Faster Plugin Enumeration + Help Wanted

In addition to slow font enumeration, we were suffering from a similar problem: slow plugin enumeration. Just as with fonts, the plugin enumeration code is different on every platform. Unlike the font situation, plugin enumeration is done completely within our code(ie easy to fix).

Plugin enumeration is often triggered by JavaScript code (for example by checking if a Java handler is present). This means that enumeration is a blocking operation that must happen quickly. XPerf made me wonder why so many plugin-like .dll files were being read. This lead me to a fun set of perf fixes.

The Algorithm

  1. Files in plugin directories are listed
  2. Platform-specific IsPluginFile function to determines what files look like plugins(ie np*.dll on Windows).
  3. Code then checks if the files + their timestamps are known by pluginreg.dat. If so, cached info is used and the following steps are skipped
  4. For each library-file that isn’t found in pluginreg.dat, we use platform-specific GetPluginInfo to load the library-file to see if it is indeed a valid plugin (and to see what mimetypes it handles/etc).
  5. Valid plugins are recorded in pluginreg.dat.

This process took up to 3 seconds on a user’s computer. WTF? There were gotchas in almost every step of the way.

  1. Windows directory listing code would request metadata for every bloody file in the directory. Which resulted in an easiest optimization ever: pure code deletion.
  2. IsPluginFile on Windows/Mac sneakily did more than just check the filename. It also checked if the file was loadable, which on Windows loaded the dll and all of the dependencies. Mac code was satisfied with merely doing a little extra IO.
  3. This part was right
  4. #2 was easily fixed by moving file IO here.
  5. Files that failed the check in #4 were doomed to cause extra IO for all of eternity. Scott Greenlay fixed that by recording invalid plugin-like files too.

This was a rare fix that resulted in seconds saved on crapware-loaded computers. Usually I have to count my progress in milliseconds :(

Help Wanted

I have plans for vastly improving Firefox startup, but I need help to get there. If you enjoy beating under-performing code into submission and want to work for Mozilla, please send me your resume(taras at mozilla dot com). Example projects: a better performance testsuite (ie tracking IO, cpu instructions, etc), better infrastructure for profiling addons, optimizing away various CSS/XUL markup, etc. A low-level approach to solving problems is helpful, compiler/linker/kernel hackers are well-suited (but not required) for this.

7 comments

  1. Hi Tara!
    Finally Mozilla can see this problem…. great idea to hire one or two guys dedicated to solve it.
    I hope you find your hAcKerz :)
    Thanks!

  2. Hooray for fixing this! The delays can even sometimes be of the order of 20 seconds or above — pretty crazy.
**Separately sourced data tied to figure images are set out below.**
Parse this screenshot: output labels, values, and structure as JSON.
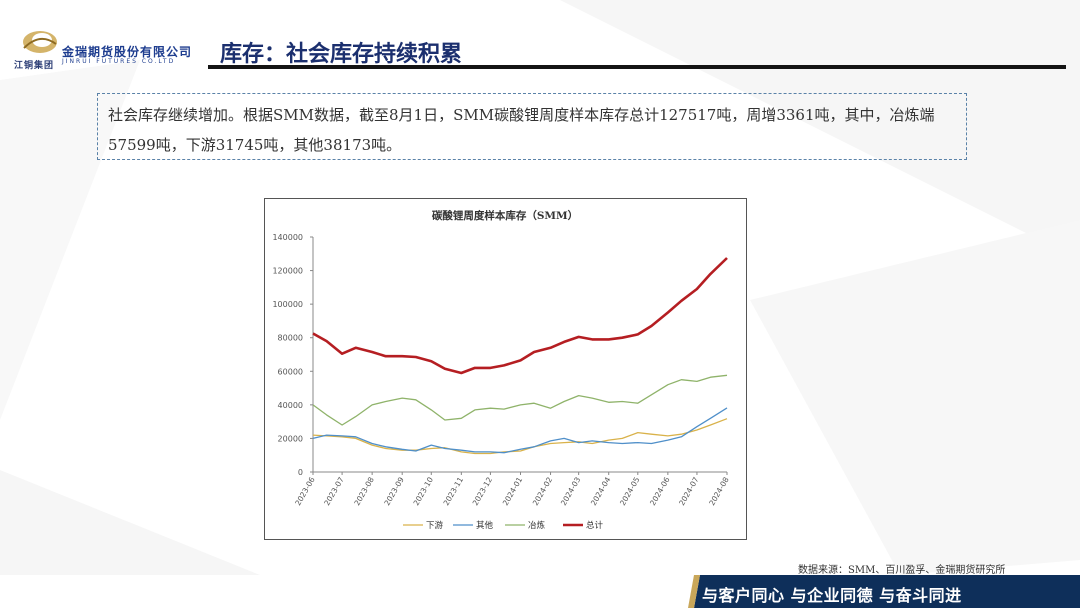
{
  "header": {
    "company_cn": "金瑞期货股份有限公司",
    "company_en": "JINRUI FUTURES CO.LTD",
    "group_name": "江铜集团",
    "title": "库存：社会库存持续积累"
  },
  "summary": {
    "text": "社会库存继续增加。根据SMM数据，截至8月1日，SMM碳酸锂周度样本库存总计127517吨，周增3361吨，其中，冶炼端57599吨，下游31745吨，其他38173吨。"
  },
  "source": "数据来源：SMM、百川盈孚、金瑞期货研究所",
  "footer": {
    "slogan": "与客户同心 与企业同德 与奋斗同进"
  },
  "colors": {
    "brand_navy": "#1b2f6e",
    "footer_band": "#0e2f5a",
    "downstream": "#d9b24a",
    "other": "#4f8fc9",
    "smelter": "#8fb36a",
    "total": "#b51e22"
  },
  "chart_data": {
    "type": "line",
    "title": "碳酸锂周度样本库存（SMM）",
    "ylim": [
      0,
      140000
    ],
    "yticks": [
      0,
      20000,
      40000,
      60000,
      80000,
      100000,
      120000,
      140000
    ],
    "xticks": [
      "2023-06",
      "2023-07",
      "2023-08",
      "2023-09",
      "2023-10",
      "2023-11",
      "2023-12",
      "2024-01",
      "2024-02",
      "2024-03",
      "2024-04",
      "2024-05",
      "2024-06",
      "2024-07",
      "2024-08"
    ],
    "legend_position": "bottom",
    "series": [
      {
        "name": "下游",
        "color": "#d9b24a",
        "width": 1.3,
        "points": [
          [
            "2023-06-01",
            22000
          ],
          [
            "2023-06-15",
            21500
          ],
          [
            "2023-07-01",
            21000
          ],
          [
            "2023-07-15",
            20000
          ],
          [
            "2023-08-01",
            16000
          ],
          [
            "2023-08-15",
            14000
          ],
          [
            "2023-09-01",
            13000
          ],
          [
            "2023-09-15",
            13000
          ],
          [
            "2023-10-01",
            14000
          ],
          [
            "2023-10-15",
            14500
          ],
          [
            "2023-11-01",
            12000
          ],
          [
            "2023-11-15",
            11000
          ],
          [
            "2023-12-01",
            11000
          ],
          [
            "2023-12-15",
            12000
          ],
          [
            "2024-01-01",
            12500
          ],
          [
            "2024-01-15",
            15000
          ],
          [
            "2024-02-01",
            17000
          ],
          [
            "2024-02-15",
            17500
          ],
          [
            "2024-03-01",
            18000
          ],
          [
            "2024-03-15",
            17000
          ],
          [
            "2024-04-01",
            19000
          ],
          [
            "2024-04-15",
            20000
          ],
          [
            "2024-05-01",
            23500
          ],
          [
            "2024-05-15",
            22500
          ],
          [
            "2024-06-01",
            21500
          ],
          [
            "2024-06-15",
            22500
          ],
          [
            "2024-07-01",
            25000
          ],
          [
            "2024-07-15",
            28000
          ],
          [
            "2024-08-01",
            31745
          ]
        ]
      },
      {
        "name": "其他",
        "color": "#4f8fc9",
        "width": 1.3,
        "points": [
          [
            "2023-06-01",
            20000
          ],
          [
            "2023-06-15",
            22000
          ],
          [
            "2023-07-01",
            21500
          ],
          [
            "2023-07-15",
            21000
          ],
          [
            "2023-08-01",
            17000
          ],
          [
            "2023-08-15",
            15000
          ],
          [
            "2023-09-01",
            13500
          ],
          [
            "2023-09-15",
            12500
          ],
          [
            "2023-10-01",
            16000
          ],
          [
            "2023-10-15",
            14000
          ],
          [
            "2023-11-01",
            13000
          ],
          [
            "2023-11-15",
            12000
          ],
          [
            "2023-12-01",
            12000
          ],
          [
            "2023-12-15",
            11500
          ],
          [
            "2024-01-01",
            13500
          ],
          [
            "2024-01-15",
            15000
          ],
          [
            "2024-02-01",
            18500
          ],
          [
            "2024-02-15",
            20000
          ],
          [
            "2024-03-01",
            17500
          ],
          [
            "2024-03-15",
            18500
          ],
          [
            "2024-04-01",
            17500
          ],
          [
            "2024-04-15",
            17000
          ],
          [
            "2024-05-01",
            17500
          ],
          [
            "2024-05-15",
            17000
          ],
          [
            "2024-06-01",
            19000
          ],
          [
            "2024-06-15",
            21000
          ],
          [
            "2024-07-01",
            27000
          ],
          [
            "2024-07-15",
            32000
          ],
          [
            "2024-08-01",
            38173
          ]
        ]
      },
      {
        "name": "冶炼",
        "color": "#8fb36a",
        "width": 1.3,
        "points": [
          [
            "2023-06-01",
            40000
          ],
          [
            "2023-06-15",
            34000
          ],
          [
            "2023-07-01",
            28000
          ],
          [
            "2023-07-15",
            33000
          ],
          [
            "2023-08-01",
            40000
          ],
          [
            "2023-08-15",
            42000
          ],
          [
            "2023-09-01",
            44000
          ],
          [
            "2023-09-15",
            43000
          ],
          [
            "2023-10-01",
            37000
          ],
          [
            "2023-10-15",
            31000
          ],
          [
            "2023-11-01",
            32000
          ],
          [
            "2023-11-15",
            37000
          ],
          [
            "2023-12-01",
            38000
          ],
          [
            "2023-12-15",
            37500
          ],
          [
            "2024-01-01",
            40000
          ],
          [
            "2024-01-15",
            41000
          ],
          [
            "2024-02-01",
            38000
          ],
          [
            "2024-02-15",
            42000
          ],
          [
            "2024-03-01",
            45500
          ],
          [
            "2024-03-15",
            44000
          ],
          [
            "2024-04-01",
            41500
          ],
          [
            "2024-04-15",
            42000
          ],
          [
            "2024-05-01",
            41000
          ],
          [
            "2024-05-15",
            46000
          ],
          [
            "2024-06-01",
            52000
          ],
          [
            "2024-06-15",
            55000
          ],
          [
            "2024-07-01",
            54000
          ],
          [
            "2024-07-15",
            56500
          ],
          [
            "2024-08-01",
            57599
          ]
        ]
      },
      {
        "name": "总计",
        "color": "#b51e22",
        "width": 2.6,
        "points": [
          [
            "2023-06-01",
            82500
          ],
          [
            "2023-06-15",
            78000
          ],
          [
            "2023-07-01",
            70500
          ],
          [
            "2023-07-15",
            74000
          ],
          [
            "2023-08-01",
            71500
          ],
          [
            "2023-08-15",
            69000
          ],
          [
            "2023-09-01",
            69000
          ],
          [
            "2023-09-15",
            68500
          ],
          [
            "2023-10-01",
            66000
          ],
          [
            "2023-10-15",
            61500
          ],
          [
            "2023-11-01",
            59000
          ],
          [
            "2023-11-15",
            62000
          ],
          [
            "2023-12-01",
            62000
          ],
          [
            "2023-12-15",
            63500
          ],
          [
            "2024-01-01",
            66500
          ],
          [
            "2024-01-15",
            71500
          ],
          [
            "2024-02-01",
            74000
          ],
          [
            "2024-02-15",
            77500
          ],
          [
            "2024-03-01",
            80500
          ],
          [
            "2024-03-15",
            79000
          ],
          [
            "2024-04-01",
            79000
          ],
          [
            "2024-04-15",
            80000
          ],
          [
            "2024-05-01",
            82000
          ],
          [
            "2024-05-15",
            87000
          ],
          [
            "2024-06-01",
            95000
          ],
          [
            "2024-06-15",
            102000
          ],
          [
            "2024-07-01",
            109000
          ],
          [
            "2024-07-15",
            118000
          ],
          [
            "2024-08-01",
            127517
          ]
        ]
      }
    ]
  }
}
  3. Does this mean that extensions can drop all their ABI-specific plugins (e.g. Linux_x86-gcc3 and Linux_x86_64-gcc3) into the main extension plugin folder and this will just work? (Platform-specific plugin folders got dropped in bug 568691).

  4. Does this focus to the Core performance now also mean that bugs including patches for Core performance optimization will get reviewed now?

    For example:
    313282 In strcstr.c there is an ‘obvious improvement’ waiting to be performed
    456547 Only create the offline cache when really needed
    490700 Let qcms directly transform to Cairo pixel format to save later conversions
    11736 nsJARInputStream.cpp: release dependency on nsJar when doing directory read
    417154 nsMemoryCacheDevice::EvictEntriesIfNecessary could be optimized
    331032 Decom nsICacheEntryInfo, replace by ExpirationTime attribute to nsICachingChannel
    230675 ‘decom’ of nsICacheVisitor.idl: saves 10% / 150K from nkcache_s.lib
    399223 make aToken a member of nsCSSScanner instead of passing as function argument
    617897 Replace calls to AppendASCII(‘*’) with Append(‘*’)
    405407 Merge nsDiskCacheStreamIO and nsDiskCacheStreamOutput

    I also have submitted a patch to optimize nsDirEnum itself somewhat (saving a NEW and string copies).

  5. I think 11736 should be 511736 in the previous comment.

    Keep up the good work, I hope you get some good applicants.

  6. Alfred,
    I reviewed the patch in 617897

    bug 405407 does seem relevant and it’s too bad it wasn’t picked up in time for ff4. I see no reason to not review/land that asap once ff4 branches.

    The rest of the patches appear to be waiting for your input so they can progress.

  7. I really rest when it comes to run vtune at work. The problem typically is to set up useful and measurable experiment (program run).

    I think if you post or otherwise publish cases where “beating under-performing code” is really needed some people may do it as part of their hobby. Of course if they could get to it through myriad of obstacles in a weekend. Last time I checked ff code infrastructure looked quite monstrous though.